The goal of the HB 2306 is to get housing constructed in a quicker fashion. Although well-intentioned, implementation of the bill introduces risk that may actually deter early submittal of building permit applications. The Community Development Department proposes to change the current processes from subdivision application approval through infrastructure construction application and review through final plat review that will likely allow construction of homes in a similar timeframe to the process vaguely outlined in HB 2306 and with less risk.
The main objective of these changes is to accelerate the sequencing of events between the completion and acceptance of public infrastructure, review of the Final Plat application, and the review and issuance of Building Permits. The most significant changes are:
- Acceptance of multiple building permit applications prior to the Final Plat being recorded (as described above).
- The Final Plat can be submitted for review when the substantial completion milestone has been reached in the field and the City confirms that the project is ready to move into the final inspections, punch lists, and standard close out procedures.

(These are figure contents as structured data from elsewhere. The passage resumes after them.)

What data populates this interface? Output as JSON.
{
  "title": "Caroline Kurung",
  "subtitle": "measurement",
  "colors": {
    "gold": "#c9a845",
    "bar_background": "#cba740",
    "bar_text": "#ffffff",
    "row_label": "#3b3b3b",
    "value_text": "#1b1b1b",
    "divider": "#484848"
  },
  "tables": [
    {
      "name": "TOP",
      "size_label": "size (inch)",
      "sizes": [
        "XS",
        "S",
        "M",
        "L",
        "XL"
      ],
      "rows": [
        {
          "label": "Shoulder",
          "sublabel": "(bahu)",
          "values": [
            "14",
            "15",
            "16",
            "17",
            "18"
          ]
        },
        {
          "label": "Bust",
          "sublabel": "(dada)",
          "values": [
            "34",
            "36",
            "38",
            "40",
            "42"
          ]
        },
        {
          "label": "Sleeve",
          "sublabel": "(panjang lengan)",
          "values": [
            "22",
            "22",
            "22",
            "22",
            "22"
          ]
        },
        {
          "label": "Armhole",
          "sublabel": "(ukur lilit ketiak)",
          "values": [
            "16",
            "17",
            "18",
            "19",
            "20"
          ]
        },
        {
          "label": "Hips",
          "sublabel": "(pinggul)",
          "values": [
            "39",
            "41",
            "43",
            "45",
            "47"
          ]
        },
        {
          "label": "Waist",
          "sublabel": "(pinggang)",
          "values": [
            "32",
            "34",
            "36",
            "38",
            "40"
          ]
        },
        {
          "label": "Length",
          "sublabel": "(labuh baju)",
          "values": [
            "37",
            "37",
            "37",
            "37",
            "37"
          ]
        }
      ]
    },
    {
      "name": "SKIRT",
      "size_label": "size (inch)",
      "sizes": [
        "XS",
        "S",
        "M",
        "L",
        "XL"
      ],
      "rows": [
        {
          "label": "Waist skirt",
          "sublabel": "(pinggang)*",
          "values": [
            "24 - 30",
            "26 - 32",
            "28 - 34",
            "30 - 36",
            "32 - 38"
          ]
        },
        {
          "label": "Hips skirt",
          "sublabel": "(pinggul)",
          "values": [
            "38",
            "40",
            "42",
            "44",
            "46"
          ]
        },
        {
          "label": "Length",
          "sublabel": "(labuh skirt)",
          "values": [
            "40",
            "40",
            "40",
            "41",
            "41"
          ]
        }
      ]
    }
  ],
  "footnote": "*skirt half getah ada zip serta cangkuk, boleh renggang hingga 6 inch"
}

- A Performance Financial Guarantee acceptable to the City will be required for all non-completed infrastructure such as landscaping, paving and deferred sidewalks.
An agreement will be prepared similar to what is outlined in Path 1 in order to capture the project requirements and responsibilities of the developer as the project moves forward.

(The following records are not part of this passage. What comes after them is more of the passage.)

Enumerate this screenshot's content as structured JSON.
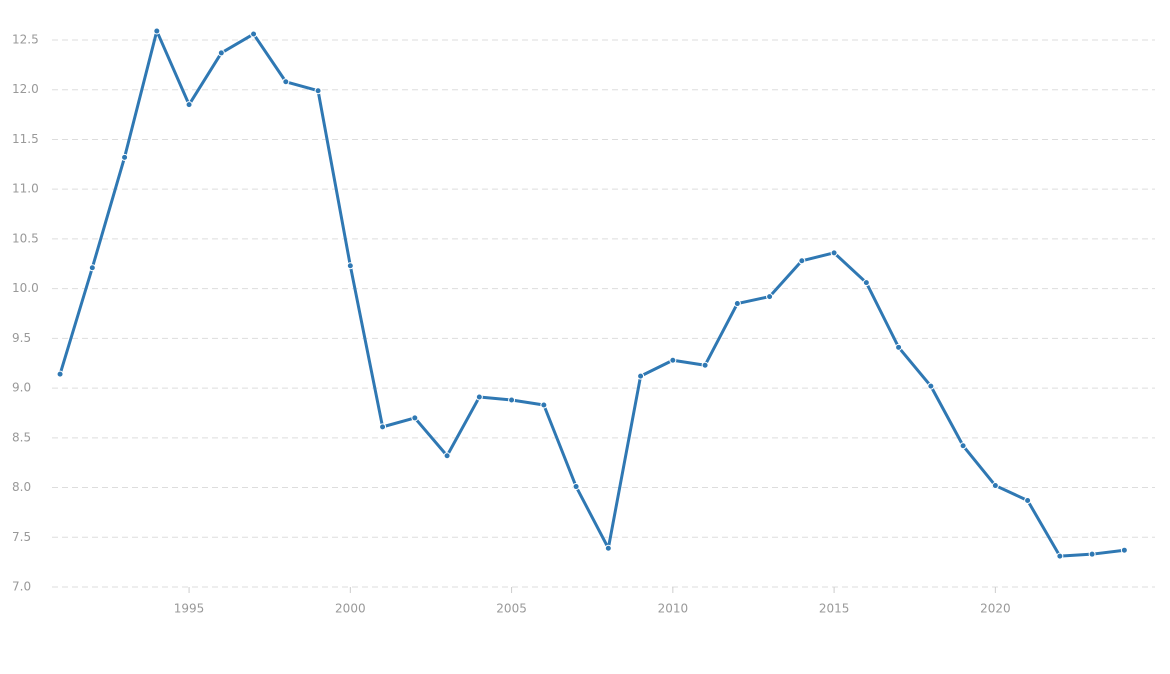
{
  "chart_data": {
    "type": "line",
    "x": [
      1991,
      1992,
      1993,
      1994,
      1995,
      1996,
      1997,
      1998,
      1999,
      2000,
      2001,
      2002,
      2003,
      2004,
      2005,
      2006,
      2007,
      2008,
      2009,
      2010,
      2011,
      2012,
      2013,
      2014,
      2015,
      2016,
      2017,
      2018,
      2019,
      2020,
      2021,
      2022,
      2023,
      2024
    ],
    "series": [
      {
        "color": "#2f78b3",
        "values": [
          9.14,
          10.21,
          11.32,
          12.59,
          11.85,
          12.37,
          12.56,
          12.08,
          11.99,
          10.23,
          8.61,
          8.7,
          8.32,
          8.91,
          8.88,
          8.83,
          8.01,
          7.39,
          9.12,
          9.28,
          9.23,
          9.85,
          9.92,
          10.28,
          10.36,
          10.06,
          9.41,
          9.02,
          8.42,
          8.02,
          7.87,
          7.31,
          7.33,
          7.37
        ]
      }
    ],
    "xlim": [
      1990.75,
      2024.95
    ],
    "xticks": [
      1995,
      2000,
      2005,
      2010,
      2015,
      2020
    ],
    "ylim": [
      7.0,
      12.5
    ],
    "yticks": [
      {
        "value": 7,
        "label": "7.0"
      },
      7.5,
      {
        "value": 8,
        "label": "8.0"
      },
      8.5,
      {
        "value": 9,
        "label": "9.0"
      },
      9.5,
      {
        "value": 10,
        "label": "10.0"
      },
      10.5,
      {
        "value": 11,
        "label": "11.0"
      },
      11.5,
      {
        "value": 12,
        "label": "12.0"
      },
      12.5
    ],
    "grid": true
  }
}
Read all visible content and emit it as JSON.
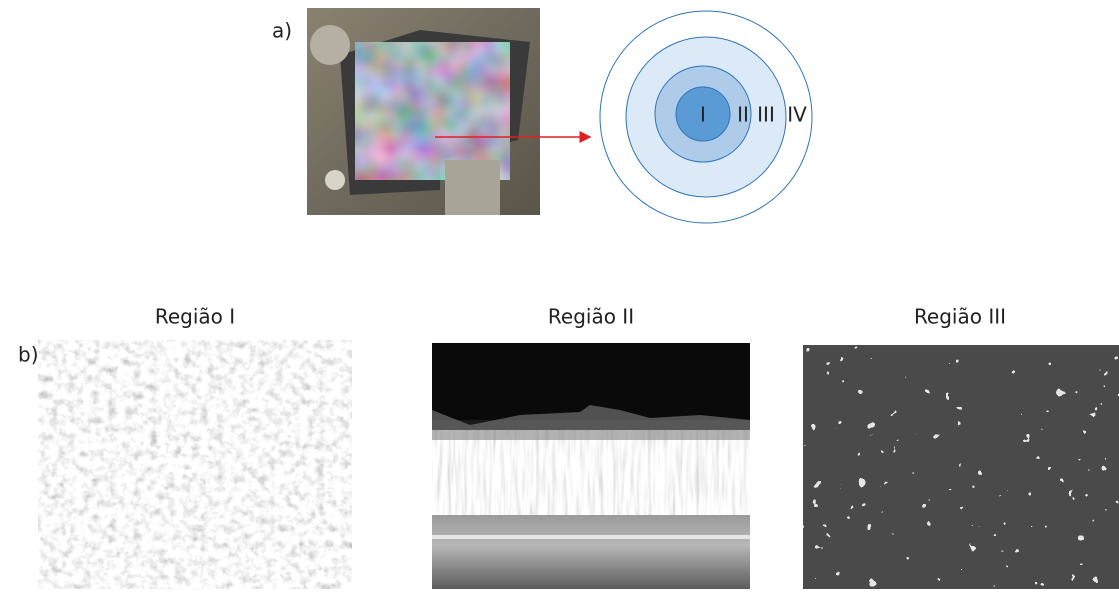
{
  "panel_a": {
    "label": "a)",
    "regions": [
      "I",
      "II",
      "III",
      "IV"
    ]
  },
  "panel_b": {
    "label": "b)",
    "images": [
      {
        "title": "Região I"
      },
      {
        "title": "Região II"
      },
      {
        "title": "Região III"
      }
    ]
  }
}
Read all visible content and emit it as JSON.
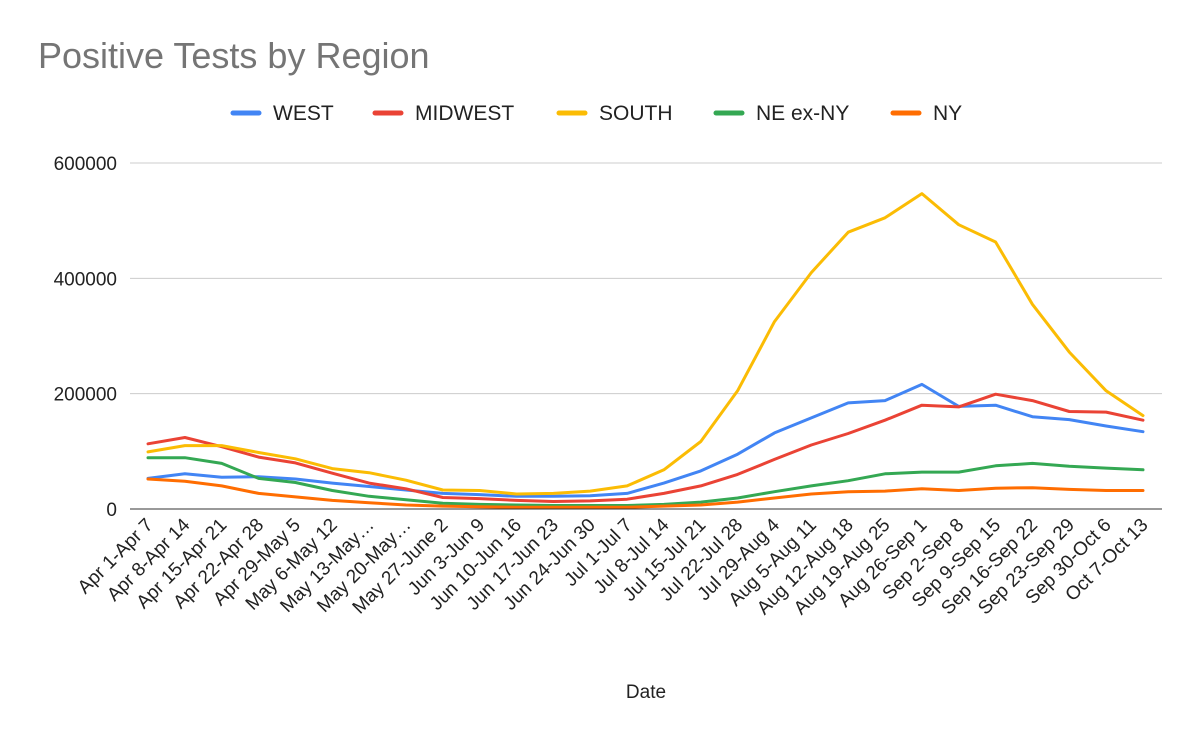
{
  "chart_data": {
    "type": "line",
    "title": "Positive Tests by Region",
    "xlabel": "Date",
    "ylabel": "",
    "ylim": [
      0,
      600000
    ],
    "yticks": [
      0,
      200000,
      400000,
      600000
    ],
    "ytick_labels": [
      "0",
      "200000",
      "400000",
      "600000"
    ],
    "grid": true,
    "legend_position": "top",
    "categories": [
      "Apr 1-Apr 7",
      "Apr 8-Apr 14",
      "Apr 15-Apr 21",
      "Apr 22-Apr 28",
      "Apr 29-May 5",
      "May 6-May 12",
      "May 13-May…",
      "May 20-May…",
      "May 27-June 2",
      "Jun 3-Jun 9",
      "Jun 10-Jun 16",
      "Jun 17-Jun 23",
      "Jun 24-Jun 30",
      "Jul 1-Jul 7",
      "Jul 8-Jul 14",
      "Jul 15-Jul 21",
      "Jul 22-Jul 28",
      "Jul 29-Aug 4",
      "Aug 5-Aug 11",
      "Aug 12-Aug 18",
      "Aug 19-Aug 25",
      "Aug 26-Sep 1",
      "Sep 2-Sep 8",
      "Sep 9-Sep 15",
      "Sep 16-Sep 22",
      "Sep 23-Sep 29",
      "Sep 30-Oct 6",
      "Oct 7-Oct 13"
    ],
    "series": [
      {
        "name": "WEST",
        "color": "#4285f4",
        "values": [
          53000,
          61000,
          55000,
          56000,
          52000,
          45000,
          39000,
          33000,
          27000,
          25000,
          22000,
          22000,
          23000,
          27000,
          45000,
          66000,
          95000,
          132000,
          158000,
          184000,
          188000,
          216000,
          178000,
          180000,
          160000,
          155000,
          144000,
          134000
        ]
      },
      {
        "name": "MIDWEST",
        "color": "#ea4335",
        "values": [
          113000,
          124000,
          108000,
          90000,
          80000,
          62000,
          45000,
          35000,
          20000,
          18000,
          15000,
          13000,
          14000,
          17000,
          27000,
          40000,
          60000,
          86000,
          111000,
          131000,
          154000,
          180000,
          177000,
          199000,
          188000,
          169000,
          168000,
          154000
        ]
      },
      {
        "name": "SOUTH",
        "color": "#fbbc04",
        "values": [
          99000,
          110000,
          110000,
          98000,
          87000,
          70000,
          63000,
          50000,
          33000,
          32000,
          26000,
          27000,
          31000,
          40000,
          68000,
          117000,
          205000,
          325000,
          410000,
          480000,
          505000,
          547000,
          493000,
          463000,
          355000,
          272000,
          205000,
          162000
        ]
      },
      {
        "name": "NE ex-NY",
        "color": "#34a853",
        "values": [
          89000,
          89000,
          79000,
          53000,
          46000,
          32000,
          22000,
          16000,
          10000,
          8000,
          7000,
          6000,
          6000,
          6000,
          8000,
          12000,
          19000,
          30000,
          40000,
          49000,
          61000,
          64000,
          64000,
          75000,
          79000,
          74000,
          71000,
          68000
        ]
      },
      {
        "name": "NY",
        "color": "#ff6d01",
        "values": [
          52000,
          48000,
          40000,
          27000,
          21000,
          15000,
          11000,
          7000,
          5000,
          4000,
          3000,
          3000,
          3000,
          3000,
          5000,
          7000,
          12000,
          19000,
          26000,
          30000,
          31000,
          35000,
          32000,
          36000,
          37000,
          34000,
          32000,
          32000
        ]
      }
    ]
  }
}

The overall goal is once the infrastructure process is completed and signed off, the Final Plat can be immediately approved and recorded, and then the building permits can be issued quickly after the recording the of the Final Plat. With proper project management and coordinate with the City, this should help reduce the developer’s overall timeline for building permit issuance from anywhere from 2-4 months compared to the current procedures.
The City is now able to accept multiple building permit applications prior to the Final Plat being recorded. Under Path #3, the Developer will apply for early permit submittal and pay any applicable fees. The permits will be reviewed and issued once the final plat is recorded and final addresses assigned. The Developer will follow the standard infrastructure acceptance process and final plat process. No agreement will be required for this path.
EARLY ACTION PROGRAM
The City’s preferred options are Path #2 and Path #3 as they are much simpler and reduce risk exposure for both the developer and the City. The City’s main goal is to expedite and coordinate the final infrastructure acceptance process with the Final Plat recording and building permit issuance.
Under all paths, the City now has the capability to accept multiple building permit applications prior to the recording of the Final Plat. This process alone will remove several months from the overall project timeline to obtain building permits.
All paths and the acceptance of multiple building permit applications prior to the Final Plat being recorded became available to developers on January 2, 2020. Developers must submit an application in order to request one of the paths, and this application must be received after the tentative Plat is approved for a project but before any preconstruction meetings take place.